Soutien à Camille Zimmermann et à toutes les personnes subissant du harcèlement dans le cadre universitaire ou dans l’enseignement supérieur

Le 07 septembre 2020, dans un long message posté sur Facebook (https://www.facebook.com/camille.l.zimmermann/posts/10158876898072147 ; repris sur Medium), Camille Zimmermann dénonçait le harcèlement qu’elle a vécu de la part de son directeur de thèse qui la conduit à abandonner son doctorat. Nous résumons ici très rapidement le témoignage de Camille et en en citant quelques extraits, mais nous vous encourageons vivement à aller lire l’ensemble de son texte accessible en ligne. Nous avertissons les lecteur.rice.s que le témoignage de Camille, comme celui qui va suivre, fait mention de harcèlement et de suicide.

La rencontre entre Camille et son directeur a lieu durant la L3 de la jeune femme. Le professeur lui montre de l’intérêt et une accointance commence alors, constituée d’échanges oraux et écrits. La plupart des personnes qui ont été sur les bancs d’une université et subi la pression de l’enseignement supérieur, savent à quel point la reconnaissance d’un.e enseignant.e peut être précieuse. La position de pouvoir et le capital social et culturel que celles/ceux-ci possèdent les placent dans une situation de pouvoir vis-à-vis des étudiant.e.s. Les enseignant.e.s doivent ainsi être vigilant.e.s à demeurer dans le cadre d’une relation universitaire appropriée avec leurs étudiant.e.s.

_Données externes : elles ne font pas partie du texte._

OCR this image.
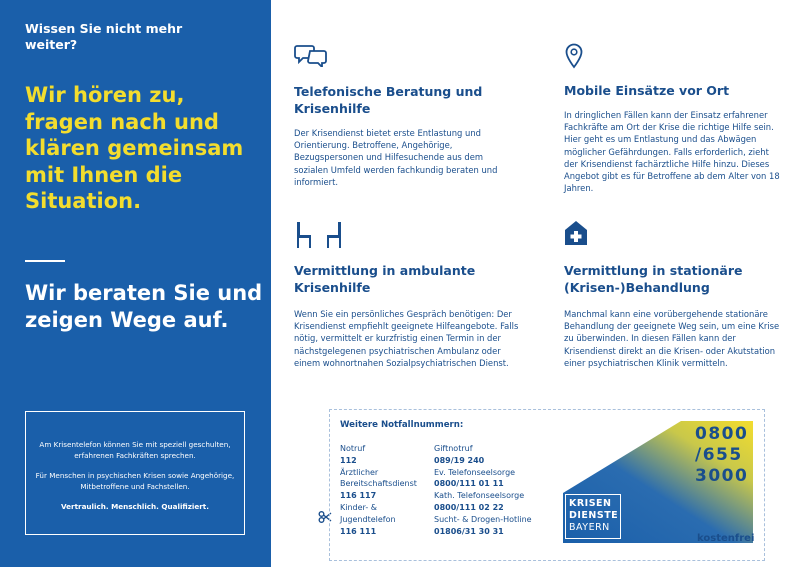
Wissen Sie nicht mehr weiter?
Wir hören zu, fragen nach und klären gemeinsam mit Ihnen die Situation.
Wir beraten Sie und zeigen Wege auf.

Am Krisentelefon können Sie mit speziell geschulten, erfahrenen Fachkräften sprechen.

Für Menschen in psychischen Krisen sowie Angehörige, Mitbetroffene und Fachstellen.

Vertraulich. Menschlich. Qualifiziert.

Telefonische Beratung und Krisenhilfe
Der Krisendienst bietet erste Entlastung und Orientierung. Betroffene, Angehörige, Bezugspersonen und Hilfesuchende aus dem sozialen Umfeld werden fachkundig beraten und informiert.
Mobile Einsätze vor Ort
In dringlichen Fällen kann der Einsatz erfahrener Fachkräfte am Ort der Krise die richtige Hilfe sein. Hier geht es um Entlastung und das Abwägen möglicher Gefährdungen. Falls erforderlich, zieht der Krisendienst fachärztliche Hilfe hinzu. Dieses Angebot gibt es für Betroffene ab dem Alter von 18 Jahren.
Vermittlung in ambulante Krisenhilfe
Wenn Sie ein persönliches Gespräch benötigen: Der Krisendienst empfiehlt geeignete Hilfeangebote. Falls nötig, vermittelt er kurzfristig einen Termin in der nächstgelegenen psychiatrischen Ambulanz oder einem wohnortnahen Sozialpsychiatrischen Dienst.
Vermittlung in stationäre (Krisen-)Behandlung
Manchmal kann eine vorübergehende stationäre Behandlung der geeignete Weg sein, um eine Krise zu überwinden. In diesen Fällen kann der Krisendienst direkt an die Krisen- oder Akutstation einer psychiatrischen Klinik vermitteln.
Weitere Notfallnummern:
Notruf
112
Ärztlicher Bereitschaftsdienst
116 117
Kinder- & Jugendtelefon
116 111
Giftnotruf
089/19 240
Ev. Telefonseelsorge
0800/111 01 11
Kath. Telefonseelsorge
0800/111 02 22
Sucht- & Drogen-Hotline
01806/31 30 31
0800
/655
3000
KRISEN
DIENSTE
BAYERN
kostenfrei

Petit à petit la relation entre Camille et son futur directeur de thèse devient de plus en plus lourde pour elle. Le professeur lui fait des remarques en public, essaye de l’isoler de certain.e.s de ses ami.e.s universitaires. « Très vite, le prix à payer augmente. Le chantage affectif, les gestes ou propos hors limites que vous acceptez néanmoins tôt ou tard, la perspective d’être abandonnée étant bien plus terrible que celle de céder à la fin d’une scène durant laquelle on vous a reproché de dire non à une main un peu trop baladeuse, de mettre une photo de profil vous représentant avec votre conjoint, ou encore de prétendre boire un verre avec vos camarades à la fin des cours alors qu’il avait prévu ce créneau chaque semaine spécialement pour vous. »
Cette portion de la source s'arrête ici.